DeleteFolderFSO "C:\somefolder"
 
That probably means some app or service has a file open in that folder. Reboot the machine and try again.
 
I am using Access VBA 2007 and is the only app active. If I close it, then the directory releases and I can delete it manually. But I want to delete this directory just from my Access VBA code.
 
I am using Access VBA 2007 and is the only app active. If I close it, then the directory releases and I can delete it manually. But I want to delete this directory just from my Access VBA code.
Are you saying the Access file is also in the directory you want to delete?
 
I am using Access VBA 2007 and is the only app active. If I close it, then the directory releases and I can delete it manually. But I want to delete this directory just from my Access VBA code.
Ii hope it is not the same directory your ACCESS file is in.🫣
 
Have you tried deleting all files in the folder first, then deleting the empty folder? That should tell you if a file is busy.
 
yes i deleted all the files in the directory but can't delete this empty direct
Have you checked the permissions on the d:\pics\docs directory? Is d: a removable drive that has write-protect enabled? Have you tested creating and removing another folder on d: ?
 
You might try adding the file path to your Trusted Locations in ACCESS first and then trying to delete the folder. I can't think of anything else.
 
Things that keep a folder from being deleted:

1. Permissions. The folder itself must have DELETE permission and the folder that contains the folder must allow WRITE permission.
2. Folder is occupied. Windows will not leave an orphaned file, so if the folder contains any files, you must delete the folder contents first.
3. File System lock. If ANY program is reading the file (in this case, the folder), there is a file system lock and you have to terminate the program.
4. Device state. If the device happens to be removable and was dynamically mounted READ-ONLY, you can't delete the file.

Within file system locks, there is this little "gotcha" - if you have Windows Explorer looking at the folder, THAT is a file system lock because Explorer is a program that takes out locks, too. Explorer opens the folder READ/WRITE (if permissions allow it) because you might want to manually copy or delete files therein.
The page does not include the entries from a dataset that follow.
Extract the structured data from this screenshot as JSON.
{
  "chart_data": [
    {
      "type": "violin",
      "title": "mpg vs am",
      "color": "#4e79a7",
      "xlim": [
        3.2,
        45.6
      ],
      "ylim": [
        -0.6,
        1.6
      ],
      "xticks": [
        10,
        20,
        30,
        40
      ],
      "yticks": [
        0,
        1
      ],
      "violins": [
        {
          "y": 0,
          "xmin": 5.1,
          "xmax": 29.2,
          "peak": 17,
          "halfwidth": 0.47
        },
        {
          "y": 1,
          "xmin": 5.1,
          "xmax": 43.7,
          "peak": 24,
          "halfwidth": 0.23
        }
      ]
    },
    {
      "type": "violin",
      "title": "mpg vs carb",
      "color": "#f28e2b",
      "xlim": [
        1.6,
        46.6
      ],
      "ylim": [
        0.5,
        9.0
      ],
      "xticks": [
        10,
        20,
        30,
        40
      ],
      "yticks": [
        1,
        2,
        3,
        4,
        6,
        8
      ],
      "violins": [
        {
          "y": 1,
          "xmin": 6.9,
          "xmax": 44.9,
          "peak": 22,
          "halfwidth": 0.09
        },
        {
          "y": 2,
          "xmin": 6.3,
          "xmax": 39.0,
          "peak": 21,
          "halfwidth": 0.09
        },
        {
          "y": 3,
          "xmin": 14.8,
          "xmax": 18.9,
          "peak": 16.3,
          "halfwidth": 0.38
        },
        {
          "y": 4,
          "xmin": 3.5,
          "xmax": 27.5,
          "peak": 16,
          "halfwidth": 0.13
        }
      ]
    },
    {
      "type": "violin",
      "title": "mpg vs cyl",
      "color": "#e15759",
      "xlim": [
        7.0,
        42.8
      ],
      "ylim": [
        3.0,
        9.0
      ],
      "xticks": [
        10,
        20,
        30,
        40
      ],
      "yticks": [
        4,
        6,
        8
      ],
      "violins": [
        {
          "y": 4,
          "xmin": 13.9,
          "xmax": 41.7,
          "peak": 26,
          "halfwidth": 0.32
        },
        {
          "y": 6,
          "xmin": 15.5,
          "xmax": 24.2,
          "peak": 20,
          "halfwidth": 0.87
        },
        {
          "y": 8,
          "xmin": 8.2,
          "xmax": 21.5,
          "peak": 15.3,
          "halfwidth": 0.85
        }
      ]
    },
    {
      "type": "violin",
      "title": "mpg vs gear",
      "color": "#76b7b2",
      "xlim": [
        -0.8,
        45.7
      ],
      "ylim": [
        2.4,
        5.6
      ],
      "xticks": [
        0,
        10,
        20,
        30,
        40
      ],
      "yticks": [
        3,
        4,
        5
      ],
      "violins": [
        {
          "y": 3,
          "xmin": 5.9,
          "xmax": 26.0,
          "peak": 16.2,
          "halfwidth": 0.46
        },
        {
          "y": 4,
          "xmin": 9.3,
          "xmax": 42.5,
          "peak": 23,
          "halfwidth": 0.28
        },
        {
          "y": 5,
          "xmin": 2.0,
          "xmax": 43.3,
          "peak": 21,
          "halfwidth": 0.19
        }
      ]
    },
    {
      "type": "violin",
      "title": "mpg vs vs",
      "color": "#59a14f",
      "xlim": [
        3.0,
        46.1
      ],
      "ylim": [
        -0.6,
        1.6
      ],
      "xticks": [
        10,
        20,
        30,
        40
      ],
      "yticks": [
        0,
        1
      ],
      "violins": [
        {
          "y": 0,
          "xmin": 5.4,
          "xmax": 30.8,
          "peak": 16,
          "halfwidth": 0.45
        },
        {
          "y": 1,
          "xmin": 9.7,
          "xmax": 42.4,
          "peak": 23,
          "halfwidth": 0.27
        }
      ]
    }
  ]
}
This also applies if you have a network session looking at or into the folder - such as a split DB with the FE on one PC looking at the shared BE on another machine being or acting as a file server.

Within permissions, besides the requirement for being allowed to delete the files, there is the matter (as noted by @LarryE) of certain areas being locked against you via Discretionary Access Control settings, including but not limited to Trusted Locations. If you have child files in the folder, then you need the child files to ALSO allow DELETE access rights and the folder directly in question must allow you WRITE permissions.

While Windows isn't perfect, it can be perfectly obstinate about not deleting busy files. The file system depends on self-consistency, which would be violated if it allowed you to delete a folder without first deleting its contained files. Those files would get "lost" and the only way to find them again would be a full-blown DiskScan that would put them in a file recovery folder.
 
copy all the Modules on the sample db to your db.
you can call:

Code:
ForceDeleteFolder "D:\YourFolderName"

it will "force close" any open files then proceed deleting the folder.